A dim light went off in my mind the other day as I read “Iron War,” a book by Matt Fitzgerald about the 1989 Ironman World Championship and an epic duel between two phenomenally gifted and determined triathletes.
It once again was another example of a book that does a better job of explaining some of the aspects of endurance training that many of the running-related books I’ve read has failed to do. Earlier this year, I picked up a few cycling books, and while my running research has been extremely useful, sometimes reading about other endurance sports can help put training principles in a new context that makes sense.
Case in point: in “Iron War,” Fitzgerald writes about some of the endurance studies done on athletes, and one of them struck home for me.
Take the whole issue of running with headphones, for example. For a few years, I’ve been convinced that I run worse while wearing them.
When I first started out running, I couldn’t imagine not listening to my iPod. But during my first marathon, when there was a headphone ban at Grandma’s, I didn’t have a choice but to leave it behind. And I ran so much better than I expected without it – and I didn’t miss it.
Now, unless I’m really looking for the distraction, I don’t wear headphones. Usually, that happens when I expect a long run to be a death march of monotonous miles.
And during the past few years, I’ve wondered if there’s really anything to my belief that I run worse with headphones. My defense was that by listening to music, rather than just running, was that my mind shifted to whatever I was listening to rather than focusing on my breathing.
While, in “Iron War,” Fitzgerald writes about a study that looks at running efficiency, and how running comes more naturally to those who have a more economic and efficient running form. To simplify things, those athletes just go out and run – they don’t think about running (an argument against trying to alter someone’s running form). For less experienced runners, and particularly those new to the sport, one of the exhausting parts about running is the mental focus required to do something the body isn’t accustomed to doing.
In essence, it’s harder to run – both physically and mentally – because the act of distance running isn’t second nature. This probably applies a lot more to people who take the sport up later in life, or who didn’t grow up running throughout their youth.
While I’ve oversimplified it, probably much more than the author or researchers who did the study would endorse, the point makes sense to me.
Even out running with headphones, my mind is focused on something other than just running relaxed. It disrupts the physical and mental synergy that running brings – and could help explain why some of those long runs seem so brutal to me.

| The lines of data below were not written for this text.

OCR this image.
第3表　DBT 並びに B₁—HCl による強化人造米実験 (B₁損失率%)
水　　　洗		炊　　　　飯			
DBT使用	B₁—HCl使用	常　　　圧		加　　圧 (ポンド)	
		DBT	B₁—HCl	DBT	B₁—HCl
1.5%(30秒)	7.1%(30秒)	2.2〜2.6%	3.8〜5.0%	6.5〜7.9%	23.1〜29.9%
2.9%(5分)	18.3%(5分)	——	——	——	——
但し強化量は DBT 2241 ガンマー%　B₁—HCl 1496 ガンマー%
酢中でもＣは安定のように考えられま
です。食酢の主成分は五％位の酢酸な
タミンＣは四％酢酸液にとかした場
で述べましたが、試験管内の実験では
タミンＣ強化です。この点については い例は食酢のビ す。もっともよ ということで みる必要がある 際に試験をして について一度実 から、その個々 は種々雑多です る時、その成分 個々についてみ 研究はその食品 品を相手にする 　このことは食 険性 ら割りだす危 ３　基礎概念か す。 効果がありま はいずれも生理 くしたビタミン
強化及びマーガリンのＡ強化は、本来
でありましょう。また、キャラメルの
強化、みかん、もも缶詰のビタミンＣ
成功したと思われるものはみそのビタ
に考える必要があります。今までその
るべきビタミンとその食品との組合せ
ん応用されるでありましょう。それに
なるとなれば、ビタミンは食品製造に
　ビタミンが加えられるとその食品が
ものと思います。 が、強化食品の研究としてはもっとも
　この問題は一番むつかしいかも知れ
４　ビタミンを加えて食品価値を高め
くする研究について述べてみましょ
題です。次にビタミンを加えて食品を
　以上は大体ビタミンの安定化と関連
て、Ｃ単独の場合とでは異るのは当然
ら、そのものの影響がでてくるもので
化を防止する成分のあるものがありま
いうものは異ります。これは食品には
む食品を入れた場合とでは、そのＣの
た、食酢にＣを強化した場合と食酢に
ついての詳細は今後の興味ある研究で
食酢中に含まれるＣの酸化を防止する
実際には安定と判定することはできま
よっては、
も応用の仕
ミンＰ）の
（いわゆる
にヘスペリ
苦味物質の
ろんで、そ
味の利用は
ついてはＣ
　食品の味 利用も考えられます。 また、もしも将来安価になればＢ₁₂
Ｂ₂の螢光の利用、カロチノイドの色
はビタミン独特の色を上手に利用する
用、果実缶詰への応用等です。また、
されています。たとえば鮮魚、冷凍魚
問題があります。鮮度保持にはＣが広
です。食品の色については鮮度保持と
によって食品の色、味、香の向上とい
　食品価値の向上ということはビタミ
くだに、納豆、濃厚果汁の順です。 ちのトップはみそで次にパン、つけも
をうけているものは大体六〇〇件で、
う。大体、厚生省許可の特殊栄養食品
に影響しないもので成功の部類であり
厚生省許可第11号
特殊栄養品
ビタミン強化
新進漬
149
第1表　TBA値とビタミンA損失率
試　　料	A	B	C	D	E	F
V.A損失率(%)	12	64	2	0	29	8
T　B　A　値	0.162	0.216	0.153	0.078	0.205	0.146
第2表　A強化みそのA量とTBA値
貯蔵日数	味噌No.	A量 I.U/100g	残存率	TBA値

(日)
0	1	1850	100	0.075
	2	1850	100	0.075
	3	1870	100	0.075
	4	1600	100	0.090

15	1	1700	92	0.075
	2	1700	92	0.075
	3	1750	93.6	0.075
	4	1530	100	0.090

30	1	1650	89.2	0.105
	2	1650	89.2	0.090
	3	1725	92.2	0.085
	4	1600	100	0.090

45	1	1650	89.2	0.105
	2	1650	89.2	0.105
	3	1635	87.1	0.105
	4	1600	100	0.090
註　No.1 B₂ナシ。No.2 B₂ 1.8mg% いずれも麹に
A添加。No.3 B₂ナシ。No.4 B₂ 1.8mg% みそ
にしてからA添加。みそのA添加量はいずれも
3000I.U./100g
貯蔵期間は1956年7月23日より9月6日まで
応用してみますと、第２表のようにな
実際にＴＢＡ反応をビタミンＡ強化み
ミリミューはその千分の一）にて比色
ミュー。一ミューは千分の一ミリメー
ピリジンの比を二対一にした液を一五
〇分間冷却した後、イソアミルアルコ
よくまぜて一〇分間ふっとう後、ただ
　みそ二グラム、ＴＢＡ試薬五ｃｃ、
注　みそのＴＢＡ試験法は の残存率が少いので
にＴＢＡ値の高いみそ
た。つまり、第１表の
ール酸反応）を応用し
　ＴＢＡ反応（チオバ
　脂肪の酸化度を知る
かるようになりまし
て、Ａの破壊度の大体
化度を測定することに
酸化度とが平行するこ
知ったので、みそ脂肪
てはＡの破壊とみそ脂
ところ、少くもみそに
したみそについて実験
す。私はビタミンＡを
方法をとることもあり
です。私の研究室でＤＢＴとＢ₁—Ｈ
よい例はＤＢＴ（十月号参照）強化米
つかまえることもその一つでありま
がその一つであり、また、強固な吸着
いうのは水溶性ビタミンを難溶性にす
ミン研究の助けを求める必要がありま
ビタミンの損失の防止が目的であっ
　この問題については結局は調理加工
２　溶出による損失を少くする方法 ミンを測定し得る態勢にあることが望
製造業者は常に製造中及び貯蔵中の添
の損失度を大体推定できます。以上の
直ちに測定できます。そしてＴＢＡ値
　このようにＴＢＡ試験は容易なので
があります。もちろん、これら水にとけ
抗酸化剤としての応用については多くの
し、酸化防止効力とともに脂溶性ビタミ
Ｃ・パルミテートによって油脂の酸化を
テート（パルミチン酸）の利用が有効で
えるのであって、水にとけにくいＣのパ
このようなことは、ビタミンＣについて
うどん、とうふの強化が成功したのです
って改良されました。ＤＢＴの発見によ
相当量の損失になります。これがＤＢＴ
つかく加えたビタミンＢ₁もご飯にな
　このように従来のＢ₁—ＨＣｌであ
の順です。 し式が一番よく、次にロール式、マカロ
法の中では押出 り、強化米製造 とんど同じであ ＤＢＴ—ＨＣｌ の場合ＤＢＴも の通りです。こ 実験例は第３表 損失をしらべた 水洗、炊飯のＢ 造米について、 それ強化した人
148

Some of my best ideas (at least to me) come to me while I’m running – but those ideas never come while I’m running with headphones. My mind is elsewhere, focused on the words and the music, so it takes a lot of mental energy to overcome the distraction and concentrate on something else. And when I run without headphones, that’s when ideas and thoughts just seem to pop into my mind.
Ironically, this is another way triathlon is making me a better runner. Earlier this year, I began experimenting with cycling, which I dabbled with as a complement to my running and a way to cross train while dealing with injuries. That interest in cycling sparked a renewed a 5-year-old interest in attempting a sprint triathlon this past summer, which in turn led me down the path to signing up for Ironman Wisconsin. And reading about both cycling and triathlon have helped solve some pieces of the puzzle in the journey to self-discovery and my experiment of one.
Ironically, with my dual focus on the Twin Cities Marathon and Ironman much further down the road, I’ve slowly found myself becoming more and more healthy. Within the last week, I’ve had three consecutive runs in which I felt good – something I haven’t experienced this year due to the injuries and trying to regain lost fitness. Good runs lead to better and more consistent running, which in turn lead to better health and fitness.